The mediator may communicate with the parties separately and meet privately with each one of them. Information that the mediator draws in these private discussions cannot be disclosed to the other party without their prior consent.
The mediator is not obliged to accept his/her appointment and he/she is accountable during mediation only for fraud.
It is a voluntary, flexible, confidential and interest based process. The parties seek to reach an amicable settlement of their dispute with the assistance of the mediator who acts as a neutral third party.
The mediator will in principle and in most cases refrain from making a proposal regarding the solution of the case. The ultimate decision to reach a settlement remains with the parties and is formulated not only on the basis of the parties’ legal positions, but also their commercial, financial and / or personal interests.
Referring a case to mediation. Initiation of the proceedings
Under Article 3 para. 1 of the l. 3898/2010, parties may refer their dispute to mediation before or during judicial proceedings. The initiative lies with anyone bearing a legal interest and is involved in a dispute. Then, usually through his lawyer, they get in contact with one of accredited mediators registered with the public directory of the Ministry of Justice Transparency and Human Rights.
The mediator provides the party and his lawyer with general information on mediation (procedure, duration, cost, etc) and confirms that the party intends to initiate the process. The mediator following the party’s consent communicates with the other party (and his lawyer) in order to inform them on the process and on the intention of the other party to initiate mediation proceedings. Similarly, the judge that is entrusted with a case may propose resorting to mediation but the final decision lies with the parties.
The parties agree and jointly select their mediator, place and time of the procedure. When done, the lawyers inform the mediator that he has been assigned with the case so that he can prepare for the day they all meet together for the actual mediation.
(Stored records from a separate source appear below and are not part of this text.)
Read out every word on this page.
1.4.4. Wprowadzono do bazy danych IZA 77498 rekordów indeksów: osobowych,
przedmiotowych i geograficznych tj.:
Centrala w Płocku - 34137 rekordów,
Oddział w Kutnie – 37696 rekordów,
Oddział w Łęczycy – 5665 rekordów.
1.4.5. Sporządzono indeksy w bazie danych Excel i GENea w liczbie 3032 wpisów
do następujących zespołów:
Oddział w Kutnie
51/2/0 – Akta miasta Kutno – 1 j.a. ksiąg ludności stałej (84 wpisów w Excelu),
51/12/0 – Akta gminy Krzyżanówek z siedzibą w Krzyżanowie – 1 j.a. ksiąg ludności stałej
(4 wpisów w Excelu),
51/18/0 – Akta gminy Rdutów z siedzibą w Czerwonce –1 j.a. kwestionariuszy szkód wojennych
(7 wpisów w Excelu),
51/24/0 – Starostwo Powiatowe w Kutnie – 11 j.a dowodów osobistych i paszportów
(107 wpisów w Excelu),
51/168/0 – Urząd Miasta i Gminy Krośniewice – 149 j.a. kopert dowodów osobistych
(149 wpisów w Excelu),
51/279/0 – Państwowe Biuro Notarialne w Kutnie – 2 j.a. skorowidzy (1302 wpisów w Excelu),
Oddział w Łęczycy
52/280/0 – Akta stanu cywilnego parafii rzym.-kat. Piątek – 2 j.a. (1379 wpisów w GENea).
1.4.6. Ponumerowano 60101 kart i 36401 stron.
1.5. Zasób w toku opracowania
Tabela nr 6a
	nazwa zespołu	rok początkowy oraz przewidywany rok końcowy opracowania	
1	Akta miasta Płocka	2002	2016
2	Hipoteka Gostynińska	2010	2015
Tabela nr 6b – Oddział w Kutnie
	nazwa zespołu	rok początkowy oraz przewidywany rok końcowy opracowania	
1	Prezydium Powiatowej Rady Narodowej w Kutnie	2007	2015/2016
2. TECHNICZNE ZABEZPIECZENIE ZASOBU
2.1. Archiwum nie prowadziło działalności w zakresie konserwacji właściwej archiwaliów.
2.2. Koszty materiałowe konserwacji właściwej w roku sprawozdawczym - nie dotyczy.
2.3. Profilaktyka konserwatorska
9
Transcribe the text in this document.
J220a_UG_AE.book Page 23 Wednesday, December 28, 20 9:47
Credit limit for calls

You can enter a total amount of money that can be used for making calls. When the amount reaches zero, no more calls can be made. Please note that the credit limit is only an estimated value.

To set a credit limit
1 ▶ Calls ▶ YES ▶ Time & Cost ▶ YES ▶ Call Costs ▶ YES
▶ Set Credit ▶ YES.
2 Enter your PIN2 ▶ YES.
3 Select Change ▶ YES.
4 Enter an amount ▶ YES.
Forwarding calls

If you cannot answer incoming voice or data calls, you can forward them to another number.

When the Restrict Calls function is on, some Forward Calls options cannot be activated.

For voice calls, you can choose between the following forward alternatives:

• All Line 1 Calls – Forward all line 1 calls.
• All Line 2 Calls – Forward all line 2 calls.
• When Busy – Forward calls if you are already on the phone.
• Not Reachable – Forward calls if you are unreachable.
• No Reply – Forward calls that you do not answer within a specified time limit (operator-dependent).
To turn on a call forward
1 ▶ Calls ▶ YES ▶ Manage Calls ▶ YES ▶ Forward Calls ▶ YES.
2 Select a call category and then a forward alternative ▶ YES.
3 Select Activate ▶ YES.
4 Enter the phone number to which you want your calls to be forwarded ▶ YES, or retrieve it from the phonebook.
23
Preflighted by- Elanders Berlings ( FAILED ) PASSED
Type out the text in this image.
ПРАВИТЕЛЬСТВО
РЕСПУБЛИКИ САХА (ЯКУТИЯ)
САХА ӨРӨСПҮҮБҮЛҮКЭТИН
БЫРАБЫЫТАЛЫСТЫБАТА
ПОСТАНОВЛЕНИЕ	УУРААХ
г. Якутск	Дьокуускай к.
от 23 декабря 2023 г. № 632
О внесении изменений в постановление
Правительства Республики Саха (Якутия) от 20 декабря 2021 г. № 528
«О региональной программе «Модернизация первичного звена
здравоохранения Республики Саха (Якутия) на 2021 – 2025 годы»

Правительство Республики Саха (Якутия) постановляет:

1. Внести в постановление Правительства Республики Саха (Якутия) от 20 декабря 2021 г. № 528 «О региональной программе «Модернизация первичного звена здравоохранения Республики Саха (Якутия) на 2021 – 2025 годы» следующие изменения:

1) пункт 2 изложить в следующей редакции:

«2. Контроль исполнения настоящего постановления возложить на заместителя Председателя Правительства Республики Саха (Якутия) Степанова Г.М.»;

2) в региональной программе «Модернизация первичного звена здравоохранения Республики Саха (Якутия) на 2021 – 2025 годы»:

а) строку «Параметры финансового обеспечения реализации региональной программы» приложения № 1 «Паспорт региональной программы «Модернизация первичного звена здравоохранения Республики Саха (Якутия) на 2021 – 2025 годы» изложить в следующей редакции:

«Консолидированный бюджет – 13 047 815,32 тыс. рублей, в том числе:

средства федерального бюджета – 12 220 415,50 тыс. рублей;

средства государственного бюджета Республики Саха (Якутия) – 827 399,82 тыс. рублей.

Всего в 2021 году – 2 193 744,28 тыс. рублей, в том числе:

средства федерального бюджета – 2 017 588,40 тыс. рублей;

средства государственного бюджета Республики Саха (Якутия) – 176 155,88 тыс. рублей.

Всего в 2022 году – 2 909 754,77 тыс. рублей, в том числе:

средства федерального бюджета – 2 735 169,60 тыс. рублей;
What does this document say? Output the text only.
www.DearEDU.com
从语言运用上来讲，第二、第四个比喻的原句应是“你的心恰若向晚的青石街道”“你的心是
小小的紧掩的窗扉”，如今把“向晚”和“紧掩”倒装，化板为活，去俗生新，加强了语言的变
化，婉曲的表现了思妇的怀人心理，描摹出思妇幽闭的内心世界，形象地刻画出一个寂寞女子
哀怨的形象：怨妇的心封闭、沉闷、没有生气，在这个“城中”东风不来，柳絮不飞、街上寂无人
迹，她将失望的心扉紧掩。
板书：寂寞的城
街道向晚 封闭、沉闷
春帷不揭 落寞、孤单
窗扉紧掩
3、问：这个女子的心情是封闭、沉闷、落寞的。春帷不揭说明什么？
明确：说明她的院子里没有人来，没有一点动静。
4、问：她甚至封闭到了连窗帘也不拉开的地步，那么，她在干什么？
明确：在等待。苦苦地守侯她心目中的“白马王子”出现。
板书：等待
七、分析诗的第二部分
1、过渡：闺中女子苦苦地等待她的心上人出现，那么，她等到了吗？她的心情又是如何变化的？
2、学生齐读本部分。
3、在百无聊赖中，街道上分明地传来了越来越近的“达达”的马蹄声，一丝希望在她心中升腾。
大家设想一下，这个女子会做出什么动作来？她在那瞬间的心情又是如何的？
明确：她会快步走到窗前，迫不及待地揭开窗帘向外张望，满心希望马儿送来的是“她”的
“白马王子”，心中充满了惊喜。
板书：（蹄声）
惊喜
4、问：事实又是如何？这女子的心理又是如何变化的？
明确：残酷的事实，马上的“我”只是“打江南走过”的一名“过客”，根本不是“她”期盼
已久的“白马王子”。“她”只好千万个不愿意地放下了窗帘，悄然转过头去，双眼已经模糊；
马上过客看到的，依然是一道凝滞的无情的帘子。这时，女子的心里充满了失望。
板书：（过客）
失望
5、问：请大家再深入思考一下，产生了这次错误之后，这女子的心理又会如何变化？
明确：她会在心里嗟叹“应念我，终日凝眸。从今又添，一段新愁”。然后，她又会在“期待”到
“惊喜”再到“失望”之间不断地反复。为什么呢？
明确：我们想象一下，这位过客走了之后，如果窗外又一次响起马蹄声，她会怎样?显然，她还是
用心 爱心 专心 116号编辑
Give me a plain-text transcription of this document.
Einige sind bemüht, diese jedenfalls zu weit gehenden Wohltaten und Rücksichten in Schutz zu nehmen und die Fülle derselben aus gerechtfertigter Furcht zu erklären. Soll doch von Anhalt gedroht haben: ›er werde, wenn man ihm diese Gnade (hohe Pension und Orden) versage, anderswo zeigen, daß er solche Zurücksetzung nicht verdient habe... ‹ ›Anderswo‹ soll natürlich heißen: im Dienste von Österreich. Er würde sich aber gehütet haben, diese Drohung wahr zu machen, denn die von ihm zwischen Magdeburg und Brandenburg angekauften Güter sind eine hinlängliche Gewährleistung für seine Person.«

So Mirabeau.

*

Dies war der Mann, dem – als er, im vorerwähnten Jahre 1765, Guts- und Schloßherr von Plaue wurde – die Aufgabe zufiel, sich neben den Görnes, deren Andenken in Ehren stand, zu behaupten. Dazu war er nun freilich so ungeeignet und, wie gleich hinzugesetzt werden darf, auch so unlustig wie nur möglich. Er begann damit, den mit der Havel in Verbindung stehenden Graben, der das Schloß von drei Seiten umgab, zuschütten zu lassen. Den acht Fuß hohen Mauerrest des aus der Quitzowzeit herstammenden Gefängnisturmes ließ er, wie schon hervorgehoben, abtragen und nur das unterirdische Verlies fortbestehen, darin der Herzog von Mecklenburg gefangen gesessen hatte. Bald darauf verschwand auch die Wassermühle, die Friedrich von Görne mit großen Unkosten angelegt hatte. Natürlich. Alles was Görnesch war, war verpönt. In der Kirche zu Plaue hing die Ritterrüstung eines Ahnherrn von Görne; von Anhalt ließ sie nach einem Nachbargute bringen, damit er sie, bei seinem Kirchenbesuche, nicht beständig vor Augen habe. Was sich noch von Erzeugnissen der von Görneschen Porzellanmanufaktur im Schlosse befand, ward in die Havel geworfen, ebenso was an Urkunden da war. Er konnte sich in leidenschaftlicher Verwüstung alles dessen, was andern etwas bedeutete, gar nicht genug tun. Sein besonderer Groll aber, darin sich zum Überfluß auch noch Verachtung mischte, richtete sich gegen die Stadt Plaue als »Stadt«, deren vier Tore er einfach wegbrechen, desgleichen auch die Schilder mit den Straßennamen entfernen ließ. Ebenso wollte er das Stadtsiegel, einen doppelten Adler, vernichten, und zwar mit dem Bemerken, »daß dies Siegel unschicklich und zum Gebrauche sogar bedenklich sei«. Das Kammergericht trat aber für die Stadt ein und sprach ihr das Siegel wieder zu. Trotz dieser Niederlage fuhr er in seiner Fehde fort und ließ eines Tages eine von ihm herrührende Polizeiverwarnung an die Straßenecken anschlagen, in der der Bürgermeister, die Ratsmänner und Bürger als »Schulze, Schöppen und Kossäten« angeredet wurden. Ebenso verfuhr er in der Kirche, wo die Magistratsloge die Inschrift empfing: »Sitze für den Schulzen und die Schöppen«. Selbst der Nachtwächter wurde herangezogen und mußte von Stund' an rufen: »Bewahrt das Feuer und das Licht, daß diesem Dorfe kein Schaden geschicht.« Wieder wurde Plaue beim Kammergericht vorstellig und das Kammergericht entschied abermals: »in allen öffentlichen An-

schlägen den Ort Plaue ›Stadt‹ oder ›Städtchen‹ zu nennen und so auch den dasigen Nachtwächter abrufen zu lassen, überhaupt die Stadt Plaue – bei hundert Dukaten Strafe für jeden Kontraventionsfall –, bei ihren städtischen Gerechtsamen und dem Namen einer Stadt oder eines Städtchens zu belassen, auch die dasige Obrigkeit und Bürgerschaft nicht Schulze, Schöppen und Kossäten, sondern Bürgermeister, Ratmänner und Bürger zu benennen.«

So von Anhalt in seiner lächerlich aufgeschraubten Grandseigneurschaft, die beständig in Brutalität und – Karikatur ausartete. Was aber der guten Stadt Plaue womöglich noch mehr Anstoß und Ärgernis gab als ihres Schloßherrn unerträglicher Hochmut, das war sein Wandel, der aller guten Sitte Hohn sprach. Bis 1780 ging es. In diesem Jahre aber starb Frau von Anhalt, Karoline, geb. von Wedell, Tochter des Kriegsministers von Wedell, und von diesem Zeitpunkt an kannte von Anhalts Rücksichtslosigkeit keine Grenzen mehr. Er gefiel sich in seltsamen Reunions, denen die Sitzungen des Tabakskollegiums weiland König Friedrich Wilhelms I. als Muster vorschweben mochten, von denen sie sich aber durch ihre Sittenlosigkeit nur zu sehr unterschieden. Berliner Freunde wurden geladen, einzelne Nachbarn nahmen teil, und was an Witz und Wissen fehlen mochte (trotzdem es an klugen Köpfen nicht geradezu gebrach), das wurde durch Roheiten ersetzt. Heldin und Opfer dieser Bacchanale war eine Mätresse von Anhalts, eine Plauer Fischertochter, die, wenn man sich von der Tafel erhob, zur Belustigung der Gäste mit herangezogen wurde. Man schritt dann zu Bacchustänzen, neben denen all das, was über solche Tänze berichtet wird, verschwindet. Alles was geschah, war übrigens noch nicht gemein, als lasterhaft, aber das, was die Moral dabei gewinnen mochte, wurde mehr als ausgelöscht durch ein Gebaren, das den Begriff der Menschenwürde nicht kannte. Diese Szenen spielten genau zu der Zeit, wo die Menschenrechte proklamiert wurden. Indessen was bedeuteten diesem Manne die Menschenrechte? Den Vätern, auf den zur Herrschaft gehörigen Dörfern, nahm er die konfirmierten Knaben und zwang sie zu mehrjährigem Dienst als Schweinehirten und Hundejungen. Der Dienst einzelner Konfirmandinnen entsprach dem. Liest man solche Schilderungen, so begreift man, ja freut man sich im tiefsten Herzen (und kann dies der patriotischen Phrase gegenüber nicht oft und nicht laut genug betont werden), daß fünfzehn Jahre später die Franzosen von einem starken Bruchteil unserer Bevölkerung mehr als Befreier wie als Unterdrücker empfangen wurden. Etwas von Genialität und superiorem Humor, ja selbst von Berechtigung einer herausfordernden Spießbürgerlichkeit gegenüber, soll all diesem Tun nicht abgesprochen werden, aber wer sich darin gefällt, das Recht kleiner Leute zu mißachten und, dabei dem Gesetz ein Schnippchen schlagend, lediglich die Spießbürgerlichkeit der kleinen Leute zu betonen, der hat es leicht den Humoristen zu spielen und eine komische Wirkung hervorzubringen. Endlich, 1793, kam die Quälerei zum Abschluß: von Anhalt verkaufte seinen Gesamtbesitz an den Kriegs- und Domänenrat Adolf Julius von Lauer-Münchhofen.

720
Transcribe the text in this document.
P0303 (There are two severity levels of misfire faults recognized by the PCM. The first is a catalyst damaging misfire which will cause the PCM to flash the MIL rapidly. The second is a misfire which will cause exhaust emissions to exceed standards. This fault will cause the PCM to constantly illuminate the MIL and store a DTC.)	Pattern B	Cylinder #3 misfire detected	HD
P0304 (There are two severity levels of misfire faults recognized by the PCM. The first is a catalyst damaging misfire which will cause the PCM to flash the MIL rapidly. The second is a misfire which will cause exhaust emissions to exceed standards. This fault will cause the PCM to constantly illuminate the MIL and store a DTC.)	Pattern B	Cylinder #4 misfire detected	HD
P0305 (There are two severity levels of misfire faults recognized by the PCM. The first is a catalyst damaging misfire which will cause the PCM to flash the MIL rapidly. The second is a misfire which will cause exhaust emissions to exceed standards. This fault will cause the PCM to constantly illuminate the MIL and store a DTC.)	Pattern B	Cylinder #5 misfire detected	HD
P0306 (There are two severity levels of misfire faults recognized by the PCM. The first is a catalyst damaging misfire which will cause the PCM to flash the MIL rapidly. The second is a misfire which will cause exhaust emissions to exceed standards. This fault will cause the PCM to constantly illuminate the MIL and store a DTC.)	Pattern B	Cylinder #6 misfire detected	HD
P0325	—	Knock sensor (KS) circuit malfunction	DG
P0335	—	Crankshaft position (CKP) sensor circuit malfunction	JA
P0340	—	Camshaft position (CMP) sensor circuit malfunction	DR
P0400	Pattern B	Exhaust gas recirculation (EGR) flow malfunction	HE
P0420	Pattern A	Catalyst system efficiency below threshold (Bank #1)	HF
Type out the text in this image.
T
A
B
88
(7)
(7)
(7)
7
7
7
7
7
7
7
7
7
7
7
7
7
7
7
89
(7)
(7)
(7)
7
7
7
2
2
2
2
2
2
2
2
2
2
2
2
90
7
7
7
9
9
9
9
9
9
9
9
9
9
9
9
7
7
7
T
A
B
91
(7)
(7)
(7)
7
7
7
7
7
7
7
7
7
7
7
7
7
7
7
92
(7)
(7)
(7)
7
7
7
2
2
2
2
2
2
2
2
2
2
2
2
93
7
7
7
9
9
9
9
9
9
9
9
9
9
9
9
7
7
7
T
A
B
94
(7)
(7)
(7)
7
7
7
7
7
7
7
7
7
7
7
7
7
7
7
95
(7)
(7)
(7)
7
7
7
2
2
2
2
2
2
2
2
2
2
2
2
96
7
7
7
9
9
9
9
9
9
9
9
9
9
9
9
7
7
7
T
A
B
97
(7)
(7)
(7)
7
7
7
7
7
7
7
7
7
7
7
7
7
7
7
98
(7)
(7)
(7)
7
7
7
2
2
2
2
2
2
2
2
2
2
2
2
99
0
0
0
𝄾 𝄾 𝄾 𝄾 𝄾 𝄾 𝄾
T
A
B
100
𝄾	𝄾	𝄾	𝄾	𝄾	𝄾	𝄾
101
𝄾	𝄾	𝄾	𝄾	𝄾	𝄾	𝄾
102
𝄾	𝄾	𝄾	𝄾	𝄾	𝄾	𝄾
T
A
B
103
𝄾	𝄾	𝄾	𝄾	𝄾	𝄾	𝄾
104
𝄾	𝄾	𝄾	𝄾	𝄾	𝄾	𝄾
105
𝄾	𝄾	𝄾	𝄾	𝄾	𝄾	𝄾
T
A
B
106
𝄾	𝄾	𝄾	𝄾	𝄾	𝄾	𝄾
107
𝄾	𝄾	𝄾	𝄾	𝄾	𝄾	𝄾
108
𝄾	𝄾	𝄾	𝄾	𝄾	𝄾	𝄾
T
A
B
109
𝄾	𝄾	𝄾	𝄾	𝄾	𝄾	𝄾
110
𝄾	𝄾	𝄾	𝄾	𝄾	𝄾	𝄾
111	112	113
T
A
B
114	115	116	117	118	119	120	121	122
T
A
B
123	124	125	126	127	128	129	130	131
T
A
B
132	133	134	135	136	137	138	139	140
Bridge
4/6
Enforceability of settlement agreement
According to Article 9 of Law. 3898/2010, the written agreement resolving the dispute by the parties is concluded in the form of what is called as “a record” of successful completion of mediation, which, if at least one of the parties so requests, the mediator files with the Secretariat of the competent First Instance Court (the venue of Mediation) in order to become an enforceable title. There is a fee of 100 Euros for the filing of this record and the agreement which then can become enforceable in accordance with Article 904 Greek CCP.
Benefits for the parties: The main advantages are the speed of resolving cases, lower costs, confidentiality and restoration or even strengthening of the relationship of the parties.
Benefits for the lawyer and mediator: Anyone interested be trained and accredited as Mediator as referred to in n. 3898/2010, will acquire an additional very important professional title.
Mediation is a new field of activity, which is relatively new but rapidly developing in Greece. Many discussions have already started to initiate changes in current laws and include mediation as an optional step between banks and debtors before the filing of the application before the competent courts.
Ministerial decision 1460/2012 (Official Gazette B 13.02.2012) specifies an indicative hourly Mediator's fee of 100 Euros per hour, which can be equally split between the parties of the dispute. The Mediator's fee is paid in advance. Lawyers - legal counsels can freely negotiate their remuneration and agree to their advance payment too, if they so wish. They should be able to help their clients understand the specific features of the new process and use it efficiently. By assisting their clients in a mediation process and by helping them reach a satisfying solution, one that meets their real interests and needs, they offer their clients quality services and they increase their reputation.
Benefits for justice: Decongestion of the caselog, acceleration of judicial proceedings and savings for the State are only some of the benefits for Justice, the State and the taxpayers of the many resulting from the application of mediation.